The collection gathers short narrative poems that retell traditional animal fables and moral anecdotes in lively, often ironic verse. Each piece stages animals or everyday figures to satirize human follies, expose moral lessons, and reflect on prudence, vanity, justice, and power. Verses balance lightness and instruction, using brevity, wit, and vivid imagery to make ethical points accessible. Some prefatory remarks frame the tales as suitable instruction for young rulers and emphasize the mix of entertainment and civic education.
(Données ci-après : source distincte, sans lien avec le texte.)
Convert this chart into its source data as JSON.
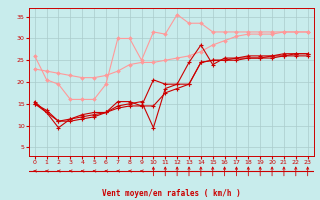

Together the fables vary in tone from playful to pointed, moving between gentle admonition and sharp social critique.

III

LA TORTUE ET LES DEUX CANARDS.

Une tortue étoit, à la tête légère,
Qui, lasse de son trou, voulut voir le pays.
Volontiers on fait cas d’une terre étrangère;
Volontiers gens boiteux haïssent le logis.
Deux canards, à qui la commère
Communiqua ce beau dessein,
Lui dirent qu’ils avoient de quoi la satisfaire.
Voyez-vous ce large chemin?
Nous vous voiturerons, par l’air, en Amérique;
Vous verrez mainte république,
Maint royaume, maint peuple; et vous profiterez
Des différentes mœurs que vous remarquerez.
Ulysse en fit autant. On ne s’attendoit guère
De voir Ulysse en cette affaire.
La tortue écouta la proposition.
Marché fait, les oiseaux forgent une machine
Pour transporter la pèlerine.
Dans la gueule, en travers, on lui passe un bâton.
Serrez bien, dirent-ils; gardez de lâcher prise.
Puis chaque canard prend ce bâton par un bout.
La tortue enlevée, on s’étonne partout
De voir aller en cette guise
L’animal lent et sa maison,
Justement au milieu de l’un et l’autre oison.
Miracle! crioit-on: venez voir dans les nues
Passer la reine des tortues.
La reine! vraiment oui: je la suis en effet;
Ne vous en moquez point. Elle eût beaucoup mieux fait
De passer son chemin sans dire aucune chose;
Car, lâchant le bâton en desserrant les dents,
Elle tombe, elle crève aux pieds des regardants.
Son indiscrétion de sa perte fut cause.
Imprudence, babil, et sotte vanité,
Et vaine curiosité,
Ont ensemble étroit parentage;
Ce sont enfants tous d’un lignage.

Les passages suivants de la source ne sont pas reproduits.